Her zaman söylemlerimde vurguladığım bir şey var “Şiddetin her türlüsüne dur diyorum!” çünkü çok sayıda nedeni ve trajik sonuçları olan şiddet, toplumumuzun kanayan bir yarası olmaya devam etmekte.  Hepimizi derinden sarsan, yüreğimizi yakan Elmalı davasında bir kez daha gördük ki, her geçen gün artan kadınlarımıza ve çocuklarımıza yönelik şiddetin yanında istismara da dur demek için, bütün toplumun sorumluluk üstlenmesi ve harekete geçmesi elzemdir. Hiç vakit kaybetmeden yetişkinlerin menfaatlerini değil, çocukların haklarını koruyan ulusal ve yerel eylem planları harekete geçirilmeli ve bununla birlikte cezaların yaptırım gücü arttırılmalıdır.

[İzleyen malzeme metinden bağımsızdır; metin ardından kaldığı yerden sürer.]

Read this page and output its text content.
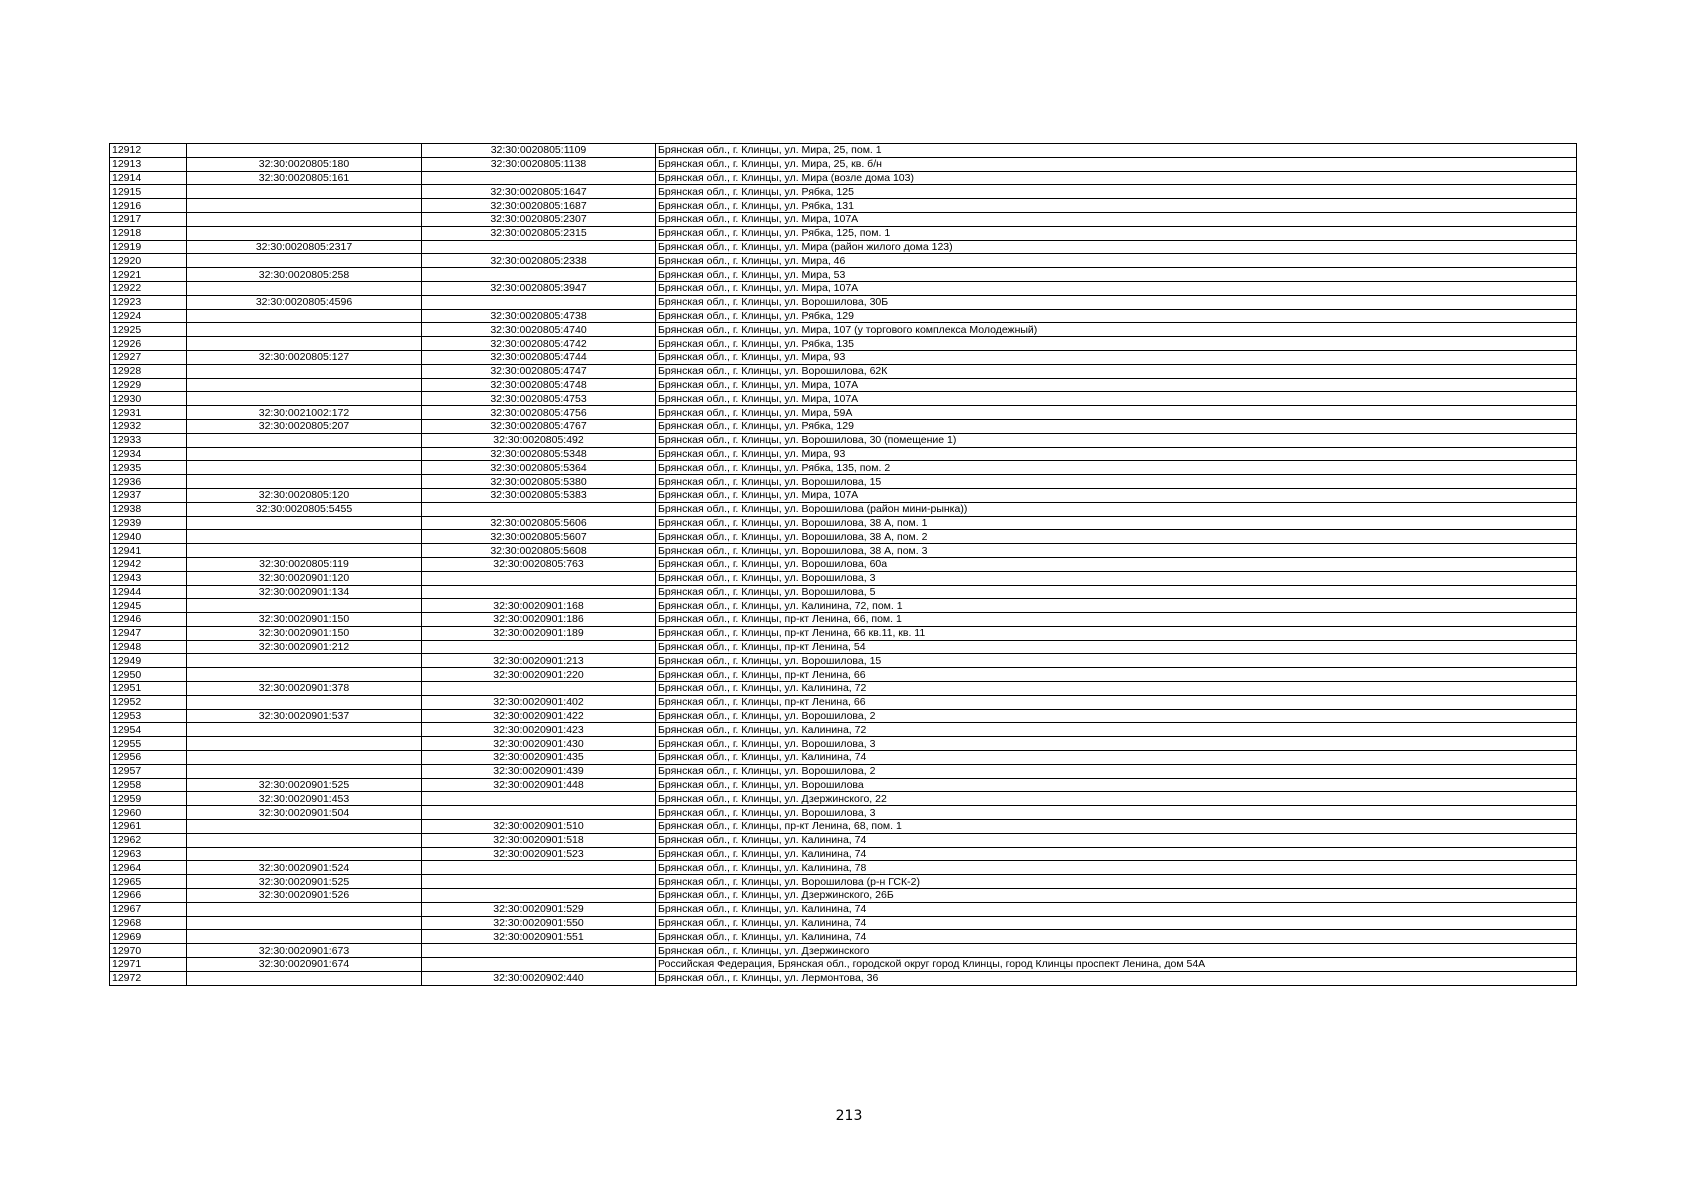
12912		32:30:0020805:1109	Брянская обл., г. Клинцы, ул. Мира, 25, пом. 1
12913	32:30:0020805:180	32:30:0020805:1138	Брянская обл., г. Клинцы, ул. Мира, 25, кв. б/н
12914	32:30:0020805:161		Брянская обл., г. Клинцы, ул. Мира (возле дома 103)
12915		32:30:0020805:1647	Брянская обл., г. Клинцы, ул. Рябка, 125
12916		32:30:0020805:1687	Брянская обл., г. Клинцы, ул. Рябка, 131
12917		32:30:0020805:2307	Брянская обл., г. Клинцы, ул. Мира, 107А
12918		32:30:0020805:2315	Брянская обл., г. Клинцы, ул. Рябка, 125, пом. 1
12919	32:30:0020805:2317		Брянская обл., г. Клинцы, ул. Мира (район жилого дома 123)
12920		32:30:0020805:2338	Брянская обл., г. Клинцы, ул. Мира, 46
12921	32:30:0020805:258		Брянская обл., г. Клинцы, ул. Мира, 53
12922		32:30:0020805:3947	Брянская обл., г. Клинцы, ул. Мира, 107А
12923	32:30:0020805:4596		Брянская обл., г. Клинцы, ул. Ворошилова, 30Б
12924		32:30:0020805:4738	Брянская обл., г. Клинцы, ул. Рябка, 129
12925		32:30:0020805:4740	Брянская обл., г. Клинцы, ул. Мира, 107 (у торгового комплекса Молодежный)
12926		32:30:0020805:4742	Брянская обл., г. Клинцы, ул. Рябка, 135
12927	32:30:0020805:127	32:30:0020805:4744	Брянская обл., г. Клинцы, ул. Мира, 93
12928		32:30:0020805:4747	Брянская обл., г. Клинцы, ул. Ворошилова, 62К
12929		32:30:0020805:4748	Брянская обл., г. Клинцы, ул. Мира, 107А
12930		32:30:0020805:4753	Брянская обл., г. Клинцы, ул. Мира, 107А
12931	32:30:0021002:172	32:30:0020805:4756	Брянская обл., г. Клинцы, ул. Мира, 59А
12932	32:30:0020805:207	32:30:0020805:4767	Брянская обл., г. Клинцы, ул. Рябка, 129
12933		32:30:0020805:492	Брянская обл., г. Клинцы, ул. Ворошилова, 30 (помещение 1)
12934		32:30:0020805:5348	Брянская обл., г. Клинцы, ул. Мира, 93
12935		32:30:0020805:5364	Брянская обл., г. Клинцы, ул. Рябка, 135, пом. 2
12936		32:30:0020805:5380	Брянская обл., г. Клинцы, ул. Ворошилова, 15
12937	32:30:0020805:120	32:30:0020805:5383	Брянская обл., г. Клинцы, ул. Мира, 107А
12938	32:30:0020805:5455		Брянская обл., г. Клинцы, ул. Ворошилова (район мини-рынка))
12939		32:30:0020805:5606	Брянская обл., г. Клинцы, ул. Ворошилова, 38 А, пом. 1
12940		32:30:0020805:5607	Брянская обл., г. Клинцы, ул. Ворошилова, 38 А, пом. 2
12941		32:30:0020805:5608	Брянская обл., г. Клинцы, ул. Ворошилова, 38 А, пом. 3
12942	32:30:0020805:119	32:30:0020805:763	Брянская обл., г. Клинцы, ул. Ворошилова, 60а
12943	32:30:0020901:120		Брянская обл., г. Клинцы, ул. Ворошилова, 3
12944	32:30:0020901:134		Брянская обл., г. Клинцы, ул. Ворошилова, 5
12945		32:30:0020901:168	Брянская обл., г. Клинцы, ул. Калинина, 72, пом. 1
12946	32:30:0020901:150	32:30:0020901:186	Брянская обл., г. Клинцы, пр-кт Ленина, 66, пом. 1
12947	32:30:0020901:150	32:30:0020901:189	Брянская обл., г. Клинцы, пр-кт Ленина, 66 кв.11, кв. 11
12948	32:30:0020901:212		Брянская обл., г. Клинцы, пр-кт Ленина, 54
12949		32:30:0020901:213	Брянская обл., г. Клинцы, ул. Ворошилова, 15
12950		32:30:0020901:220	Брянская обл., г. Клинцы, пр-кт Ленина, 66
12951	32:30:0020901:378		Брянская обл., г. Клинцы, ул. Калинина, 72
12952		32:30:0020901:402	Брянская обл., г. Клинцы, пр-кт Ленина, 66
12953	32:30:0020901:537	32:30:0020901:422	Брянская обл., г. Клинцы, ул. Ворошилова, 2
12954		32:30:0020901:423	Брянская обл., г. Клинцы, ул. Калинина, 72
12955		32:30:0020901:430	Брянская обл., г. Клинцы, ул. Ворошилова, 3
12956		32:30:0020901:435	Брянская обл., г. Клинцы, ул. Калинина, 74
12957		32:30:0020901:439	Брянская обл., г. Клинцы, ул. Ворошилова, 2
12958	32:30:0020901:525	32:30:0020901:448	Брянская обл., г. Клинцы, ул. Ворошилова
12959	32:30:0020901:453		Брянская обл., г. Клинцы, ул. Дзержинского, 22
12960	32:30:0020901:504		Брянская обл., г. Клинцы, ул. Ворошилова, 3
12961		32:30:0020901:510	Брянская обл., г. Клинцы, пр-кт Ленина, 68, пом. 1
12962		32:30:0020901:518	Брянская обл., г. Клинцы, ул. Калинина, 74
12963		32:30:0020901:523	Брянская обл., г. Клинцы, ул. Калинина, 74
12964	32:30:0020901:524		Брянская обл., г. Клинцы, ул. Калинина, 78
12965	32:30:0020901:525		Брянская обл., г. Клинцы, ул. Ворошилова (р-н ГСК-2)
12966	32:30:0020901:526		Брянская обл., г. Клинцы, ул. Дзержинского, 26Б
12967		32:30:0020901:529	Брянская обл., г. Клинцы, ул. Калинина, 74
12968		32:30:0020901:550	Брянская обл., г. Клинцы, ул. Калинина, 74
12969		32:30:0020901:551	Брянская обл., г. Клинцы, ул. Калинина, 74
12970	32:30:0020901:673		Брянская обл., г. Клинцы, ул. Дзержинского
12971	32:30:0020901:674		Российская Федерация, Брянская обл., городской округ город Клинцы, город Клинцы проспект Ленина, дом 54А
12972		32:30:0020902:440	Брянская обл., г. Клинцы, ул. Лермонтова, 36
213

İnanıyorum ki herkes öncelikle toplumsal cinsiyet eşitliğini ve adaleti sağlamak için kararlılıkla hareket eder ve güçlerini birleştirirse ülkemizde olumlu bir değişim sağlanacaktır. Medya, üniversite, sivil toplum kuruluşları, siyasal partiler, dini kurumlar, meslek kuruluşları kadına ve çocuklarımıza karşı şiddetle ve istismarla mücadele etmek için birlikte çalışmalı, ortak akılda buluşmalı, belki de adına ‘insanlık’ diyebileceğimiz bir koalisyon oluşturmalıdır. Medya şiddeti ve istismarı giyim tarzı, tahrik etme gibi nedenselliğe bağlamamalı, istismarı meşrulaştırmamalıdır. Medya bu konuda toplumu doğru bilgilendirme ve bilinçlendirme noktasında sorumluluklarını yerine getirmelidir.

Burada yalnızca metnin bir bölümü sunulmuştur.